ColSmolVLM-alpha is an innovative visual language model designed for efficient document retrieval. It extends SmolVLM by incorporating ColBERT-style multi-vector representations for both text and images. This version was trained with a batch size of 128 for 3 epochs, utilizing the PEFT (Parameter Efficient Fine-Tuning) approach with LoRA adapters.
Implementation Details
The model employs bfloat16 format and uses LoRA with alpha=32 and r=32 on transformer layers. It's trained using a paged_adamw_8bit optimizer on a 4 GPU setup with data parallelism, featuring a learning rate of 5e-4 with linear decay and 2.5% warmup steps.
- Trained on 127,460 query-page pairs (63% academic datasets, 37% synthetic data)

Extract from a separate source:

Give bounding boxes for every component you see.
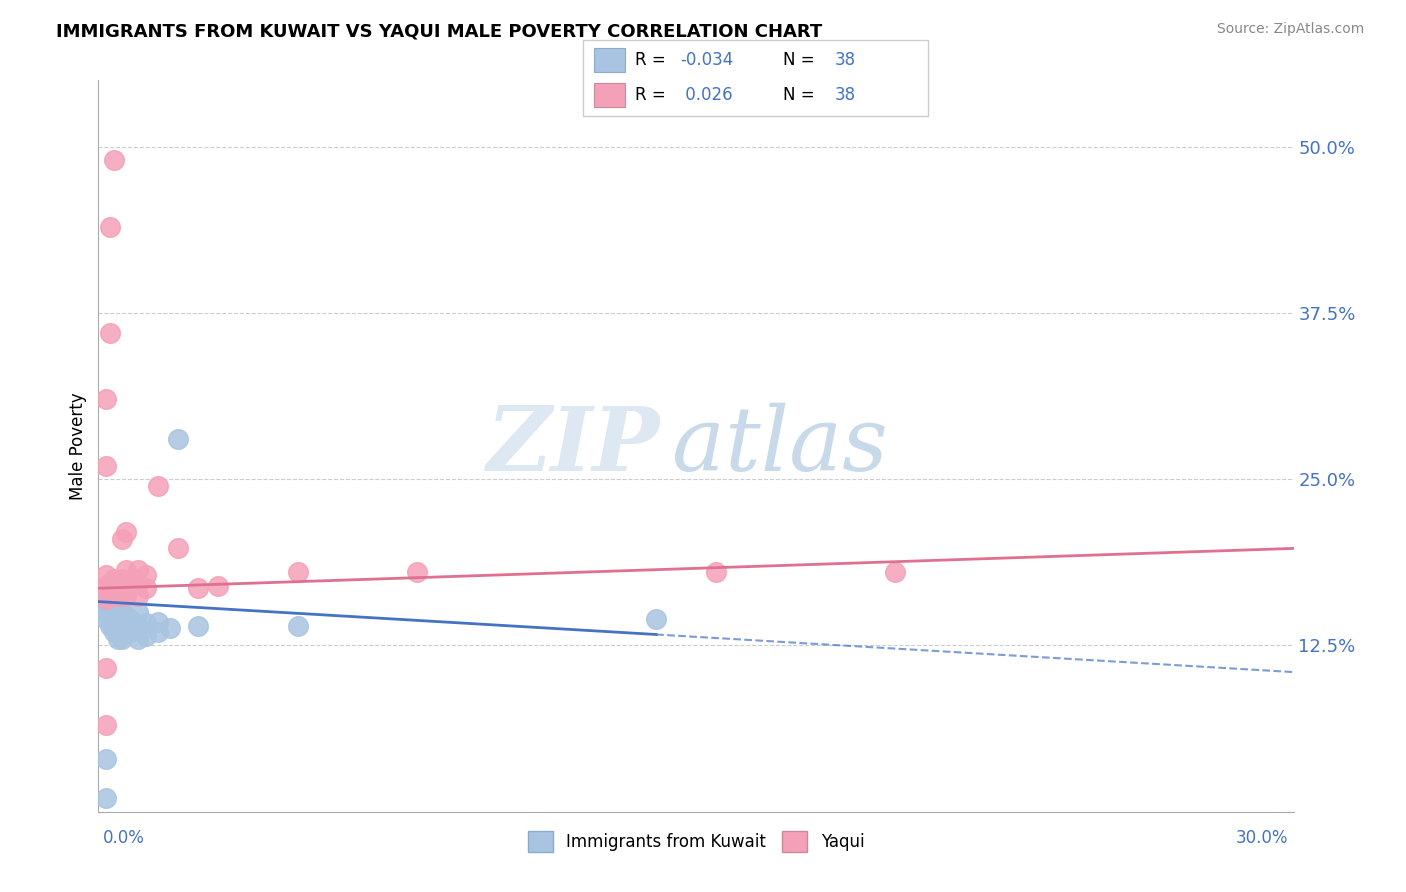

- Uses flash attention 2 for efficient processing
- Implements ColBERT late interaction mechanism
Core Capabilities
- Multi-vector representation generation for both text and images
- Efficient document indexing from visual features
- Zero-shot generalization to non-English languages
- PDF document processing and retrieval
Frequently Asked Questions
Q: What makes this model unique?
The model combines the efficiency of SmolVLM with ColBERT's multi-vector representation strategy, enabling more nuanced document retrieval capabilities while maintaining computational efficiency.
Q: What are the recommended use cases?
The model is particularly suited for PDF document retrieval tasks, especially in academic and professional contexts where precise document matching is crucial. It's designed to handle both text and visual elements effectively.